For models in production, test:

  • Latency: Can the model score a policy in < 500ms? If not, real-time underwriting is off the table.
  • Reliability: What’s the uptime SLA? One carrier’s telematics model had 99.5% uptime, but the OEM API’s SLA was 99.9%—leading to 5 hours of downtime/year.
  • Fallbacks: If the model API fails, does the system revert to a rule-based model or manual review?

Example: A carrier’s fraud model ran in a microservice with a 2-second timeout. During peak claims, latency spiked to 4 seconds, causing 12% of claims to bypass the model entirely.

Step 17: Align with actuarial and regulatory reviews

For models affecting ratemaking or reserving:

  • Actuarial sign-off: Review model documentation (e.g., GLMs with feature importance, neural nets with SHAP values).
  • Regulatory filings: If the model is used for ratemaking, file it with the DOI. Include data lineage, feature descriptions, and validation results.
  • External audit: Engage a third-party actuary to validate model assumptions (e.g., loss development patterns).

Trade-off: Regulatory filings add 2–3 months to timelines.
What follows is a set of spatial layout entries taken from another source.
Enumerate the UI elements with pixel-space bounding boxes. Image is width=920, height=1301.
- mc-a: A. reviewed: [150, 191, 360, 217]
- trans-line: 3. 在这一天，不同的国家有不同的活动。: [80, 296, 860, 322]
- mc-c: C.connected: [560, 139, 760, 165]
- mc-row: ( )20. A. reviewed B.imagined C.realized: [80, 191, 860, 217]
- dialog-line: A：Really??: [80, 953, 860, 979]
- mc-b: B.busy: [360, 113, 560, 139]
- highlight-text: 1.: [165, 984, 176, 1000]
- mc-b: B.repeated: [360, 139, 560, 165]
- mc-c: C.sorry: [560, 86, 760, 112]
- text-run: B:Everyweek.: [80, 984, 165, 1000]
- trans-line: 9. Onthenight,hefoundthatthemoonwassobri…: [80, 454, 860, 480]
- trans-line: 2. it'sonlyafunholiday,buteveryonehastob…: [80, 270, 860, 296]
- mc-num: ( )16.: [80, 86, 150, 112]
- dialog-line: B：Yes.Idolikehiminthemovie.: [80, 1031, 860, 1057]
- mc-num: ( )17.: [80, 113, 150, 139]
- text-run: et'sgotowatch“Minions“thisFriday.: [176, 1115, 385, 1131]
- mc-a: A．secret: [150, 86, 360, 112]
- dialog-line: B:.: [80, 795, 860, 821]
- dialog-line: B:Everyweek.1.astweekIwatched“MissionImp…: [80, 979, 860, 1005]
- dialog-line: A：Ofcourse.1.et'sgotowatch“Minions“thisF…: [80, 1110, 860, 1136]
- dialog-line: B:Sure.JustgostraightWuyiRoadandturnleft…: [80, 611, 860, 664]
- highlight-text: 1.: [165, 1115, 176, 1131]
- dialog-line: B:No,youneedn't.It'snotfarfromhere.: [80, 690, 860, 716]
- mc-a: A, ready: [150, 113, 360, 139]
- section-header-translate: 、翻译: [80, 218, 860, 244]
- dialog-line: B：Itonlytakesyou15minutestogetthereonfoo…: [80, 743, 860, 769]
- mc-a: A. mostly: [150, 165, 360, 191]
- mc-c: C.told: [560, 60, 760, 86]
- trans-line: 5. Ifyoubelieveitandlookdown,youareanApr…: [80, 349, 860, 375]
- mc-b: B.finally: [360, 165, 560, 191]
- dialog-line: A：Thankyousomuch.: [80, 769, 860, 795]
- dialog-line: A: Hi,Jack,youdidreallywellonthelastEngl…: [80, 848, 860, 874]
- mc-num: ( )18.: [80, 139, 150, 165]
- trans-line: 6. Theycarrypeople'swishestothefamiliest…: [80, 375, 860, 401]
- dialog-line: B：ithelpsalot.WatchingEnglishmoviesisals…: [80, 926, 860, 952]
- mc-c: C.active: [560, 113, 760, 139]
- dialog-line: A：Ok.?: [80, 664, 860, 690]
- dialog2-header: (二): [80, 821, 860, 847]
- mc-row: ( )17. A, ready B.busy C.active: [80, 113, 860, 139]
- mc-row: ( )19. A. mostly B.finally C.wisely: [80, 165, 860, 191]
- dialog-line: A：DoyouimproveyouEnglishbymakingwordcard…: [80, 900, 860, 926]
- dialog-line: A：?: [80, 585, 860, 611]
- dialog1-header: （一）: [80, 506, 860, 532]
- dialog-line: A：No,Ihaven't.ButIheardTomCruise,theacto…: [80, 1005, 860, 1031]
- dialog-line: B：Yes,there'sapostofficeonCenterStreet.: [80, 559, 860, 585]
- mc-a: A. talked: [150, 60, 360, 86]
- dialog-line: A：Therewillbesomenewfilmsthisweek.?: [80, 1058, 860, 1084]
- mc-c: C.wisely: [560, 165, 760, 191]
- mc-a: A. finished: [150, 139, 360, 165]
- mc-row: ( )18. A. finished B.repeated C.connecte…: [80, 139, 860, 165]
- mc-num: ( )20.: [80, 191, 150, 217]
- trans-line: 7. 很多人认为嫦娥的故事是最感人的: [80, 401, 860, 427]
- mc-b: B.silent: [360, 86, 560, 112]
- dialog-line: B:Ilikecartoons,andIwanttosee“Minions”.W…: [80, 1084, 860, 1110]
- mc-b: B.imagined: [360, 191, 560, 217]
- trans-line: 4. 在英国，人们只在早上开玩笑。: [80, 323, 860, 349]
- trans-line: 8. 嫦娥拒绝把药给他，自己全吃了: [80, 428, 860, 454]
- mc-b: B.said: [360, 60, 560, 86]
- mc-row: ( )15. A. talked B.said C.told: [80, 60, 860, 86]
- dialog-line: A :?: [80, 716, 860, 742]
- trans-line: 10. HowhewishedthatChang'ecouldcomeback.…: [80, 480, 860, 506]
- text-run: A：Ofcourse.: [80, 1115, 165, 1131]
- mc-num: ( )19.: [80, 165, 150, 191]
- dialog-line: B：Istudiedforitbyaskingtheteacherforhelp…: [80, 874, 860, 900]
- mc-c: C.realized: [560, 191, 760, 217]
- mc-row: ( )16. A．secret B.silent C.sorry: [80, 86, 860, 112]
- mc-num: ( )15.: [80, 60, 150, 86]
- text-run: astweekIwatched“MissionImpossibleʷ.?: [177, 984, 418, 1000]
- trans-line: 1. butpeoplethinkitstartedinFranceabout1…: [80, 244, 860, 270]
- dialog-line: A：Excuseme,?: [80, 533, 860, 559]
One carrier waited 6 months for DOI approval on a predictive underwriting model, missing a competitive window.

Step 18: Plan for continuous improvement

Define a feedback loop:

  • Human-in-the-loop: Adjusters flag model errors (e.g., incorrect severity predictions).
  • Automated retraining: Trigger retraining when drift exceeds thresholds (e.g., PSI > 0.25).
  • Model versioning: Use MLflow or SageMaker Model Registry to track versions and roll back if needed.

Example: A carrier’s telematics model retrained monthly using new data. They saw a 4% improvement in loss ratio over 12 months but had to manually approve 15% of model predictions due to edge cases.

Resource estimate (Phase 6)

  • DevOps/ML engineer time: 4–6 weeks.